I’ve been doing a bit of “research” about this entire SaaS accounting thing and thought I’d share a few developments with y’all.
In June 2005, MYOB became the Australasian distributor for NetSuite. NetSuite, of course, is the SaaS accounting company primarily owned by none other then Larry Ellison of Oracle fame. A few things to note here – NetSuite is aimed at US sized SME’s which in effect means it’s pitched at medium players in our scale of things. The complexity and no doubt cost of their offering puts it our of reach of our average business. Arguably they could reverse engineer but that doesn’t make sense and big software companies just aren’t geared up to be lean and nimble like that.
The second thing to note is that MYOB and Netsuite hooked up over two years ago. This is the 21st century and we’re talking about a software offering in a space with a rapidly shortening product development time and life cycle. Two years without gaining significant traction in the marketplace is criminal. Last year a rebranding occurred with MYOB (part owner of the company distributing NetSuite in Australasia) setting up NetReturn Limited as the front to schlep the NetSuite product.
Interestingly enough Jim Donovan comments about the terrible service that NetReturn provided Fronde (well I assume Fronde anyway);
I couldn’t use Xero in my business, but I could use Netsuite – that is, I might have if their Australasian sales partner had not taken over a month to respond to my enquiry.
this again is criminal – B2B in this space has to be fast, attentive, flexible and responsive.
There is also no obvious sign of a pricing structure for NetSuite on the NetReturn website – not so much of a big deal if they’re pitching at larger businesses but bad if they’re serious about small entities. The only thing I could find was this;
What is the cost for NetSuite and NetSuite CRM products?

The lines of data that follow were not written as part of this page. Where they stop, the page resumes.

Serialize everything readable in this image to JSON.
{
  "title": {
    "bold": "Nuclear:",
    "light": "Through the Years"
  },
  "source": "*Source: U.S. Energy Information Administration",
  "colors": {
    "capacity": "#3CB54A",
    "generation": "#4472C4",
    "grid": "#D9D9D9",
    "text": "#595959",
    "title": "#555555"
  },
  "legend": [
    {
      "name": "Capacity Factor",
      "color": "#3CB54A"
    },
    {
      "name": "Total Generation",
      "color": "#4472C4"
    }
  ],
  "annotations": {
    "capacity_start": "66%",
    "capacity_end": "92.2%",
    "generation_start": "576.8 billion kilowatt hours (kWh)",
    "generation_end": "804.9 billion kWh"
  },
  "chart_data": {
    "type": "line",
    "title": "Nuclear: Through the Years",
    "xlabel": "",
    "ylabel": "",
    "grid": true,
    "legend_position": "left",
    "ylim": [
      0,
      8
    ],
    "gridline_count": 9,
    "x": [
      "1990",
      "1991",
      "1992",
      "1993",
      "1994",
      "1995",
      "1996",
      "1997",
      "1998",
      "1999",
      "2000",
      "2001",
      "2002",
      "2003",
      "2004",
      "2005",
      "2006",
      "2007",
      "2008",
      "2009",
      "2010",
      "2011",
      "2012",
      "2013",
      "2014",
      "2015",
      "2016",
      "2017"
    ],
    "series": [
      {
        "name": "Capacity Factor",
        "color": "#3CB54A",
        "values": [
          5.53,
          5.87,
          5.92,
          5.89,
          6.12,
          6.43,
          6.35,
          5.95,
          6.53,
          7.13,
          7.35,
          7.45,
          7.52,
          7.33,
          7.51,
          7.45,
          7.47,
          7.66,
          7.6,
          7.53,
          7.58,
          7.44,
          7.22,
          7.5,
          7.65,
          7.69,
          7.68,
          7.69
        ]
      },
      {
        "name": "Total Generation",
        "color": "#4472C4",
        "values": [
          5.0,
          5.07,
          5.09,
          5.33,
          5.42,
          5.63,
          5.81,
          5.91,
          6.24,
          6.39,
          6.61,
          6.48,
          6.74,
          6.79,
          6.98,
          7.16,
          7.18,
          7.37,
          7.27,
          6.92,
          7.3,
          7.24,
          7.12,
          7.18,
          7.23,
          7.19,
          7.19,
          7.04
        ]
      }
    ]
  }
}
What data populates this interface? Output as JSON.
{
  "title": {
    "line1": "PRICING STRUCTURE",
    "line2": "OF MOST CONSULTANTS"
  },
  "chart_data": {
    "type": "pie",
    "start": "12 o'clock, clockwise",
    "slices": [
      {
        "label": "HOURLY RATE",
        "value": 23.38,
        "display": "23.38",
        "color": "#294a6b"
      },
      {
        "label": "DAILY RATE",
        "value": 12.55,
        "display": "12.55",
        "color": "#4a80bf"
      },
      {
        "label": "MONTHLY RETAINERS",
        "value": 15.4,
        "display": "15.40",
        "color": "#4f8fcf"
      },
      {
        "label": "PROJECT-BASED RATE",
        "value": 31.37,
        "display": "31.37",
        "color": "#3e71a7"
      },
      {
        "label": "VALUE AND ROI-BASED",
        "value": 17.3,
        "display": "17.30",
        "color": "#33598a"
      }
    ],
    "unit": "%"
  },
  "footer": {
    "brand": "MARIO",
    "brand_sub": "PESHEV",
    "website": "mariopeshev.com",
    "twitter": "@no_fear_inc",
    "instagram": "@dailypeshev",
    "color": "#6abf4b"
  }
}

NetSuite product pricing can vary depending on the number of users, training and implementation services, and ongoing support plans that you choose – you simply pay for what you use. In general, the overall total cost of ownership when compared to other solutions can be up to 90 percent less over the first few years.
Which doesn’t actually say squat.
How does this relate to Xero and my previous comments about the competition? Well it certainly explains why Rod is strongly targeting the Xero offering to smaller SME’s – they’ve obviously identified that the hole exists in that space and they don’t want to go head to head with the providers of solutions for medium sized operations. It also nicely explains their intention to target Australia and the UK as opposed to the US. Partly because the threats in the US are bigger but also because the opportunities (read potential number of businesses of the right size to suit their product) is bigger. It’s SWOT analysis 101 and undoubtedly something Rod understands backwards, in his sleep and in Cantonese.
So…. (again) two very valid questions for Xero investors or industry watchers…
1) If this is the MYOB SaaS experience that they’ve sunk time and money into only to have it flop, will they be interested in turning on the heel and creating a new product, a reverse engineered NetSuite or a SaaS MYOB to compete with Xero?
2) What has Xero got up their sleeve?
Obviously they’ve got some serious hooks in terms of having the banks and accountants in their camp. There’s some nice trickery getting bank accounts into the package and reconciled – but that’s nice and all but isn’t a killer ap.
The aura of smug emanating from the team at Xero (and I mean that in the nicest possible way) would indicate that they do in fact beleieve that they’ve developed the killer ap – that they have something to roll out that is so ground breaking that it will build the business and overcome the threats. I have no idea what it is – I’ve kind of thought in the past about some accounting software features that would aid in business development – automated industry averaging, benchmarking, comparative analysis and that sort of thing but I don’t think thats what Xero is hanging it’s hat on.
I guess it’s a case of watch this space for developments.